Les Core Web Vitals sont une fonctionnalité, pas un bulletin de notes
La performance n'est pas un audit qu'on révise en panique la semaine avant le lancement. C'est du travail produit, et les équipes qui l'abordent ainsi gagnent discrètement et durablement.

La plupart des équipes découvrent les Core Web Vitals comme un bulletin de notes. Un outil fait passer trois lettres au rouge, on demande à quelqu'un de redresser le score avant le lancement, quelques images sont compressées, et tout le monde passe à autre chose. Le score repasse au vert et la leçon est complètement ratée.

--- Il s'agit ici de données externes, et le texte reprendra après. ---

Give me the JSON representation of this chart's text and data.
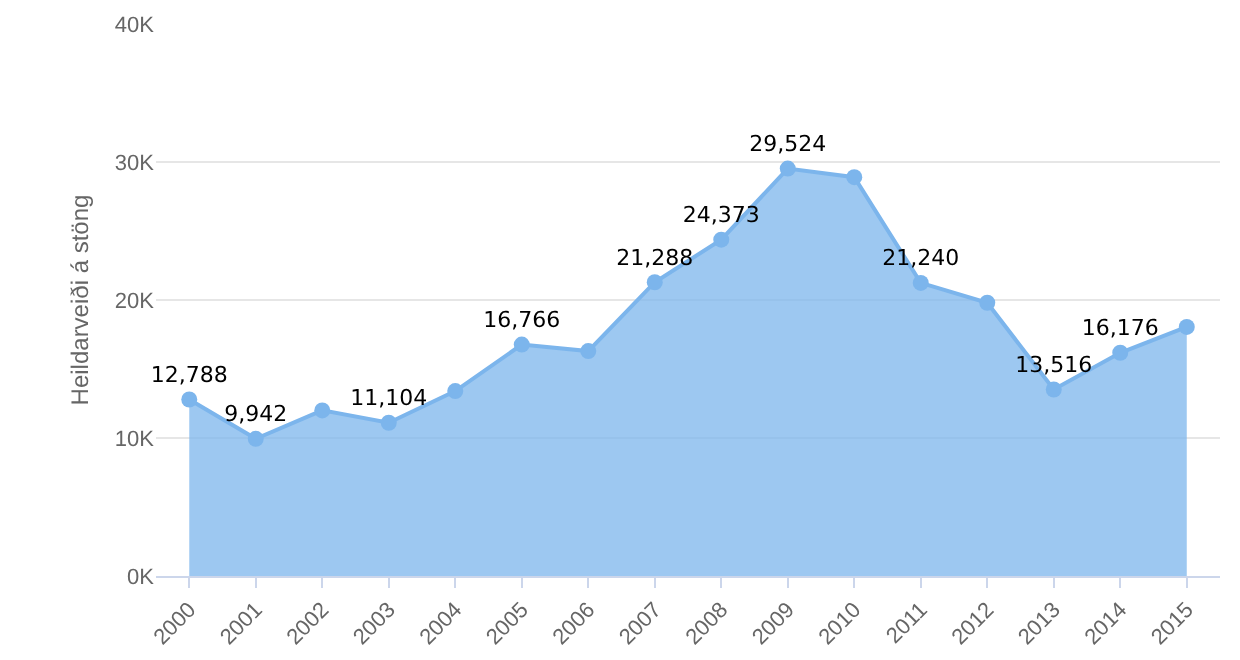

La performance n'est pas une note qu'on remonte à la fin. C'est une propriété de la façon dont le produit est construit, et elle se dégrade dès l'instant où vous cessez d'y prêter attention. Les équipes dont les sites restent rapides ne sont pas celles qui réussissent le meilleur audit de dernière minute. Ce sont celles qui ont traité la vitesse comme une fonctionnalité dès le premier commit.
Ce que veulent vraiment dire ces trois lettres
Les vitals ne sont pas arbitraires. Le Largest Contentful Paint demande combien de temps il faut avant que l'élément principal apparaisse. Le Cumulative Layout Shift demande si la page sautille pendant son chargement. L'Interaction to Next Paint demande si la page réagit quand un utilisateur la touche réellement. Retirez les acronymes et tous posent la même question humaine. Est-ce que ça donne une impression de rapidité et de stabilité à une vraie personne, sur un vrai téléphone.
Ce recadrage compte, car il transforme un score abstrait en quelque chose que l'on ressent. Vous n'avez pas besoin d'un tableau de bord pour remarquer une page qui tressaute en se chargeant. Vos utilisateurs encore moins.
Un bon score sur un ordinateur portable rapide n'est pas un résultat. C'est une façon de se mentir à soi-même.
Où passent réellement les secondes
Quand une page est lente, la cause est rarement un mystère, et c'est rarement celle vers laquelle on se tourne en premier. Ce sont des images livrées bien plus grandes que leur taille d'affichage. C'est une mise en page qui se décale parce que rien n'a réservé d'espace pour une image ou une police. C'est le thread principal qui s'étrangle sous du JavaScript dont la page n'avait pas encore besoin. C'est un script tiers, ajouté pour satisfaire un seul interlocuteur, qui tire toute l'expérience vers le bas.
Aucun de ces problèmes ne se règle par une unique optimisation héroïque. Ils se règlent par cent petits choix par défaut. Dimensionnez vos images. Réservez de l'espace pour tout ce qui charge tardivement. Envoyez moins de JavaScript. Soyez impitoyable avec les scripts tiers. La vitesse est la somme de décisions, pas un interrupteur.
Mesurez là où sont vos utilisateurs
Le mensonge le plus courant qu'on se raconte en travaillant sur la performance, c'est de tester sur la mauvaise machine. Le site paraît instantané sur l'ordinateur du développeur, en wifi de bureau, donc tout doit aller bien. Puis il arrive entre les mains de quelqu'un avec un téléphone de trois ans sur une connexion capricieuse, qui est l'utilisateur réel, et il rame.
Mesurez sur le matériel et le réseau dont dispose votre vrai public. Les chiffres qui comptent viennent du terrain, pas du laboratoire. Un score de laboratoire est un test de fumée. Les données de terrain sont la vérité.
Intégrez-la, ne la rajoutez pas par-dessus
La raison pour laquelle la performance devrait être une fonctionnalité et non un audit final, c'est que le moment le moins cher pour être rapide, c'est pendant la construction. Choisir la bonne stratégie d'images dès le départ ne coûte rien. La réintégrer dans un site terminé coûte un sprint. Réserver l'espace de mise en page au fil de la construction est une habitude. Traquer chaque décalage après coup est une chasse au trésor.
Nous traitons donc les vitals comme des critères d'acceptation, et non comme une tâche de nettoyage. Une fonctionnalité n'est pas terminée quand elle marche. Elle est terminée quand elle marche et qu'elle est rapide sur l'appareil que votre utilisateur tient réellement en main. Faites-en votre définition du « terminé » et le bulletin de notes se gère tout seul, durablement, au lieu de repasser au rouge dès que vous regardez ailleurs.